Konflik di kawasan mungkin diprediksi dengan mengikuti mobilitas di media sosial
Media sosial telah menjadi salah satu instrumen terpenting perang hibrida yang disebut metode perang generasi baru.
Menurut definisi umum, perang hibrida adalah salah satu strategi perang yang menggabungkan perang politik, perang konvensional, perang tidak teratur dan metode perang siber, termasuk berita Hoax, diplomasi, penyalahgunaan sistem hukum dan intervensi pemilu asing.
Aktivitas manajemen persepsi dan rekayasa sosial di media sosial membuktikan bahwa itu digunakan sebagai alat perang.

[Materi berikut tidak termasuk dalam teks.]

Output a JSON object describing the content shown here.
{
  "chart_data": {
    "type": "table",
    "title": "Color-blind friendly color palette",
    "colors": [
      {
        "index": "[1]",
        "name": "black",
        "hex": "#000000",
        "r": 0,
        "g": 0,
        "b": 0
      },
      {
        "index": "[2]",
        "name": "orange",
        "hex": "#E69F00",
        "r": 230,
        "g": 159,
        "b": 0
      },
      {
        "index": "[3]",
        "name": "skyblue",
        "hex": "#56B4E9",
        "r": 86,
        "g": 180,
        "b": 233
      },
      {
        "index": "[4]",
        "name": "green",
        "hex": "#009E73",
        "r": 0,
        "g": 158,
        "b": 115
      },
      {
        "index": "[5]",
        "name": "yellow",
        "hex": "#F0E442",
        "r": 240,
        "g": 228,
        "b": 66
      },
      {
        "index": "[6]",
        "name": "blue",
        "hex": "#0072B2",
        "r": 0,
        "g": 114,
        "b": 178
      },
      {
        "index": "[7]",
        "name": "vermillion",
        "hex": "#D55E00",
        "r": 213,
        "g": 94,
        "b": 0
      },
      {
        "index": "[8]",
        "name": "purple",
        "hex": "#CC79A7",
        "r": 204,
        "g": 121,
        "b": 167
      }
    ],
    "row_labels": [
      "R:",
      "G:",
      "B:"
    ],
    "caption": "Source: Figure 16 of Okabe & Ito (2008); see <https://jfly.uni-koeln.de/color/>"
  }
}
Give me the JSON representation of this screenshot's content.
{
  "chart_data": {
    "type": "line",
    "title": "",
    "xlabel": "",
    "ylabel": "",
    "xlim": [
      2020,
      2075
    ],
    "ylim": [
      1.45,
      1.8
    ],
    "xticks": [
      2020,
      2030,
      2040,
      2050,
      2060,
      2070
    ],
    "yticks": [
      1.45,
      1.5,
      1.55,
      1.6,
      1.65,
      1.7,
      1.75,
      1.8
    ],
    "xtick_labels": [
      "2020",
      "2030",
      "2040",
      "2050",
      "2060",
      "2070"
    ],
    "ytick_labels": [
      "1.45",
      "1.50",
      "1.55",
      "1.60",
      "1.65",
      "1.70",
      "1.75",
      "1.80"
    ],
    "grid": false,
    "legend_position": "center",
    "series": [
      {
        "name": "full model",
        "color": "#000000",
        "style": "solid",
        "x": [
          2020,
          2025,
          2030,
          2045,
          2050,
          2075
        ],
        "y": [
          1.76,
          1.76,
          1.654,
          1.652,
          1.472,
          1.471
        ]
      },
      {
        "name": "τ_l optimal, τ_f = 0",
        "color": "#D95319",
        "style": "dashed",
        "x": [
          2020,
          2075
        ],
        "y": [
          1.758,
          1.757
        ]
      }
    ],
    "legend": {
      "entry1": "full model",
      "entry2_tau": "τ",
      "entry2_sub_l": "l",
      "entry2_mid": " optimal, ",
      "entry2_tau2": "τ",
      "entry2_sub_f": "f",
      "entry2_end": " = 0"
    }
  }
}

Media sosial dan manipulasi
Menekankan polusi informasi di media sosial, sebenarnya bisa diatasi namun sayangnya, kenyataan itu sudah hilang saat ini.
"Media sosial dapat membentuk persepsi dan mendesain ulang masyarakat. Ia dapat meningkatkan sensitivitas dan dapat mengeraskan reaksi dalam masyarakat. Apa pun dapat berubah menjadi kenyataan melalui media sosial dan masyarakat dapat menjadi bagian dari simulasi ini atau dunia buatan,".
Media sosial bisa memanipulasi realitas, oleh karena itu, ia dapat digunakan untuk melemahkan administrasi, masyarakat, tentara, atau ekonomi suatu negara.
"Sebagai contoh; karena perang dagang antara China dan AS, kedua negara menggunakan media sosial sebagai medan perang dan menyebabkan banyak polusi informasi. Twitter dan Facebook mengumumkan bahwa mereka menghapus, memblokir dan menangguhkan sejumlah akun media sosial yang berbasis di China, tetapi hal yang sama tidak terjadi di AS,"
Media sosial, pemberontakan dan perang saudara
Pengaruh kekuatan manipulasi di media sosial, media sosial dapat menyebabkan konflik internal, polarisasi sosial dan radikalisme.
"Konten manipulatif, terutama tentang isu-isu sensitif dan kontroversial di masyarakat, menyebabkan perselisihan dan konflik di platform virtual. Dan masalah ini, sayangnya, pindah ke lingkungan nyata," hal ini nyata pada kasus penyerangan terhadap Ade armando beberapa waktu lalu.